I’ve been on a bit of a nostalgia kick in this column recently, so I felt I had to continue that with another nod to my childhood.

Back in the 80’s, my dad had continued the business of my grandfather, D&W Engineering. You may remember (if you’re older than me) that those letters were for Dail and White. Murray Dail and my grandfather, John, worked on farming implements and jacks.

Eventually, D&W Engineering was a hardware store. ECHO chainsaws and weed eaters were in the front room of that old farmhouse.

In the mid 80’s, it took a surprising, modern, (and somewhat odd) turn by also becoming the very first video rental store in Perquimans County! Quite possibly the only video store with a hardware section anywhere.

Now, I know what you’re thinking: It is SO COOL that Ashlea grew up getting to watch all the VHS movies of the day! I am here to tell you that it is just not true. My parents were very parental and I was too young to watch the great PG-13 movies of the 80s. In a cruel twist of fate, by the time I was 13, the store was closed and the videos were gone.

I do have some great memories of those days, though! I did see quite a lot of movies. I can honestly say that I have seen every single John Wayne and Cary Grant movie made, which is a bit different for my generation.

We had a section of new releases and I saw many of the age appropriate titles. My sister and I watched every single thing Disney had out on VHS tape.

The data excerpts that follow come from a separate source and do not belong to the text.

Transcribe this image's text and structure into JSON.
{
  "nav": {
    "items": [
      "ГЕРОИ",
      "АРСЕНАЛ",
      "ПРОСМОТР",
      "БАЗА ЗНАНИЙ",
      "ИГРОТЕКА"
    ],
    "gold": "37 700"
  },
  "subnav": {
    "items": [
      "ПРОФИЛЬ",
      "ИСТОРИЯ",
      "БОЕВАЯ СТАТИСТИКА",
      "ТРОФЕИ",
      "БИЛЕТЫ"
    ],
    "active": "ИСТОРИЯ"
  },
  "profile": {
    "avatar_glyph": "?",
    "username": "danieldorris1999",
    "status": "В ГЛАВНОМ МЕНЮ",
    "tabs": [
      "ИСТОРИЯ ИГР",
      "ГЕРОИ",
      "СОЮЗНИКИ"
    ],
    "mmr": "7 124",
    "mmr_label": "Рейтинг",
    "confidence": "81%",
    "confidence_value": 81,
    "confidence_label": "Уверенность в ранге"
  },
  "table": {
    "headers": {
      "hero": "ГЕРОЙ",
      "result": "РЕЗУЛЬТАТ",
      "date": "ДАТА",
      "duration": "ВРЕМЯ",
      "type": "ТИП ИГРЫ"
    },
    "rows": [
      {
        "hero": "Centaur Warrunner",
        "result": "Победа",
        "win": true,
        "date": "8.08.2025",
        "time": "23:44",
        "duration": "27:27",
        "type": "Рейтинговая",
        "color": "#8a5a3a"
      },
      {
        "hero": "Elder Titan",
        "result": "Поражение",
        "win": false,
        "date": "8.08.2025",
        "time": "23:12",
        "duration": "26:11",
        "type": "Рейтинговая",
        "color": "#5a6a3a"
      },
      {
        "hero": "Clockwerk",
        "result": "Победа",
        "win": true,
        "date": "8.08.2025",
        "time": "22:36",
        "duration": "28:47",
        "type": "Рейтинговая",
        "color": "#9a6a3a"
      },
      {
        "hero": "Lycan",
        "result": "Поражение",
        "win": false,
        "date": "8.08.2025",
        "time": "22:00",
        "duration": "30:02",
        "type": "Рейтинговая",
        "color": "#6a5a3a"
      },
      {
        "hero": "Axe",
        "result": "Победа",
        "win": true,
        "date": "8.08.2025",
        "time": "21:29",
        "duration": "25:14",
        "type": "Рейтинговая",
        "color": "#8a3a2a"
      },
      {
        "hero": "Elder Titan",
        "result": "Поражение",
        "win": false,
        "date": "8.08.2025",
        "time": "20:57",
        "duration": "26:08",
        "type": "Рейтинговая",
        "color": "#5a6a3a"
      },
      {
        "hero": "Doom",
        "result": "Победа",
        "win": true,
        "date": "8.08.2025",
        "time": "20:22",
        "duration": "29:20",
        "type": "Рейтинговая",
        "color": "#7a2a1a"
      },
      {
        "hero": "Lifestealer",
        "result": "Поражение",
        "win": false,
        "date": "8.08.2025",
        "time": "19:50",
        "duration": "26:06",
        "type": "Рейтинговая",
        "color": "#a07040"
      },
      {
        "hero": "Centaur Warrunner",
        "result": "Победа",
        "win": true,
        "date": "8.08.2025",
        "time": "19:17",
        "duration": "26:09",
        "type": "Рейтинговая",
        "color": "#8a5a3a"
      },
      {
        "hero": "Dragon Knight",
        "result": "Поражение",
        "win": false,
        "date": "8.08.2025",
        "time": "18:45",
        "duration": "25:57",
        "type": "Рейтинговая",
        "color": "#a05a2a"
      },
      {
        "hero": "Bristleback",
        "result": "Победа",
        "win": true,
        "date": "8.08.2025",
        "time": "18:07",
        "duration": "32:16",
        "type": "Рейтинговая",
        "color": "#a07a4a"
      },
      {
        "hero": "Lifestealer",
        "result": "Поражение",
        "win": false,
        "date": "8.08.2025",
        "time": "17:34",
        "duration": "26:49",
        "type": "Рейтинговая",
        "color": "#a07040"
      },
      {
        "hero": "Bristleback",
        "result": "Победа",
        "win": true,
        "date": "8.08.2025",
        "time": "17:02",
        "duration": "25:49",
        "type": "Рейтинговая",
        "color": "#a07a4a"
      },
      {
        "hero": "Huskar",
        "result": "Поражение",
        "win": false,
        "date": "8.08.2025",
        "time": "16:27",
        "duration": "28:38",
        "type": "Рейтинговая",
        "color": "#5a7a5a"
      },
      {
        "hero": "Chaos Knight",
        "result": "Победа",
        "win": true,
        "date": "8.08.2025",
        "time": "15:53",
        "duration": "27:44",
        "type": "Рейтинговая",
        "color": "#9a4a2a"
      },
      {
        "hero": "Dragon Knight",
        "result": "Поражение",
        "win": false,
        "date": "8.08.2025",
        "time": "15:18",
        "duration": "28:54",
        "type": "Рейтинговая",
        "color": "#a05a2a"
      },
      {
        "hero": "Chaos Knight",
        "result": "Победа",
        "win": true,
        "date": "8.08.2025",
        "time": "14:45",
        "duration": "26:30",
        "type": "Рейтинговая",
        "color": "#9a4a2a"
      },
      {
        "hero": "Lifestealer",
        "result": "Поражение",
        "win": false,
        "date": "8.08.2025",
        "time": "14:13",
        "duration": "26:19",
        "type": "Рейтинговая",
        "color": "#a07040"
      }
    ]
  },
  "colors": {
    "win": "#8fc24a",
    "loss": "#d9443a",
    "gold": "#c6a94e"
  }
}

  • There was a horror movie section with a terrifying Freddie Kruger stand-alone figure that was taller than a 3rd grader. He lurked in that part of the store and it felt like his eyes moved to watch me. Shiver

With the rise of VCR movies, gaming systems came along! We had a real Nintendo system with the power pad, two controllers, and the Zapper. The joy of video games without the internet! It was so fun playing Mario Bros and so many other games, if they weren’t being rented at the time. I tell my kids about these things and they think I’m joking.

Then they go back to a streaming service and talking to friends on gaming console headsets. Reader, we live in the future.

One of my jobs, as a young student of marketing and victim of child labor, was to move the movies around when no one was in the store. Do you ever wonder why stores are constantly irritating you by rearranging the merchandise? You can’t quickly find what you need and it’s frustrating.

The goal of a store is to keep you in for as long as possible. So while you were hunting for the movie you wanted to rent, you usually found a second or third as well. Smart, isn’t it? Remember what you tell your kids. I learned that at nine years old. It’s pretty irritating to me as an adult, so I’m kinda sorry.

When I wasn’t slaving away my youth by frustrating customers, I was playing with a cat. My grandfather had found a black cat years before and she was family. She lived in the video store and was often a surprise greeter to customers by jumping on the counter. I remember having to retrieve the cat because some customers were very superstitious.

What they didn’t know was that this kitty was funny and drooled when you rubbed her head, but she wasn’t the slightest bit spooky. However, the Freddie Kruger in the next room was spooky!